Lawmakers have been divided by the proposal, but not along party lines. Sens. Jon Tester, D-Mont., Angus King, I-Maine, and Kevin Cramer, R-N.D., expressed concerns during a June hearing with a Biden administration official.
“To start with what I believe may be unrealistic standards, it seems to me, is backwards,” King said, referring to the minimum staffing proposal. “We should start with the programs to build the staff and maintain the staff that we have, then talk about increasing” staff.
“It’s not enough to say, ‘We’re going to have a good staff and we’re going to have enough staff.’ I want to hear how you’re going to make that happen, because we’re losing nursing homes generally in Maine because of a lack of staff,” King said.
Home and community-based services
The Biden administration also recently proposed a rule that would require that 80 percent of Medicaid payments for homemaker, personal care services and home health aide services go toward paying direct care workers, aiming to improve wages and attract more people to the field.

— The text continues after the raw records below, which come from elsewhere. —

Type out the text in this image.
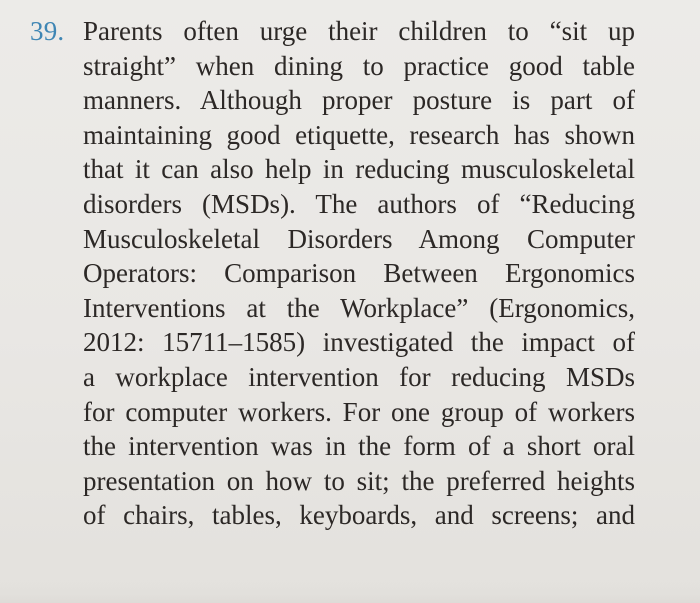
39. Parents often urge their children to “sit up
straight” when dining to practice good table
manners. Although proper posture is part of
maintaining good etiquette, research has shown
that it can also help in reducing musculoskeletal
disorders (MSDs). The authors of “Reducing
Musculoskeletal Disorders Among Computer
Operators: Comparison Between Ergonomics
Interventions at the Workplace” (Ergonomics,
2012: 15711–1585) investigated the impact of
a workplace intervention for reducing MSDs
for computer workers. For one group of workers
the intervention was in the form of a short oral
presentation on how to sit; the preferred heights
of chairs, tables, keyboards, and screens; and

Those efforts come after Congress rejected Biden’s request for $400 billion in additional funding for home and community-based services — services that help older adults and people with disabilities stay in their homes — in his domestic policy package that passed last year.
Now that Democrats no longer have control of Congress and Republicans are calling for budget cuts, it’s even less likely that Congress will increase funding for such programs. That leaves Biden to pursue regulation, which doesn’t typically come with new money.
The goal, the administration said, is to address the “inextricable link between sufficient payments being received by the direct care workforce and access to and, ultimately, the quality of” home and community-based services.
Nationally, home health workers, including workers who do clinical work, make about $14.87 an hour, according to the Bureau of Labor Statistics.
The average reimbursement for personal care services is $23.09 per hour in the 22 states that report that data, and $119 per hour for home health agency services in the 20 states that report that data, according to KFF, a health care think tank formerly known as the Kaiser Family Foundation.
But that is the amount paid to the agency and not necessarily what the worker would receive as a wage.
Supporters of the rule, like Brooks, said 80 percent should be doable for providers since the vast majority of the service they provide is through direct care workers.
But providers say Medicaid rates don’t support higher wages.
“It does not get to the root cause of the direct support workforce crisis, which is stagnant and insufficient Medicaid payment rates that do not include adequate funding for competitive raises,” said Shannon McCracken, vice president for government relations for ANCOR, which represents providers caring for people with disabilities.
Requiring 80 percent of funding to go to direct care worker compensation would mean cuts in other areas like worker training, clinical supervisors, transportation and other services for patients, McCracken said.
Some states, like California, have also come out against the rule, noting that it does not account for differences in the ways each state sets its rates. Nor does it include vacation, retirement benefits and other benefits in the definition of compensation.
Groups like the National Association for Home Care & Hospice said CMS should require states to set rates that facilitate access to care.
“It’s hard to increase compensation without having increased revenue to do so,” said NAHC president William Dombi, who noted that rates vary widely from state to state.
“There’s nothing in the rule that requires a rate increase from the states to make anything close to uniform across the country,” he said.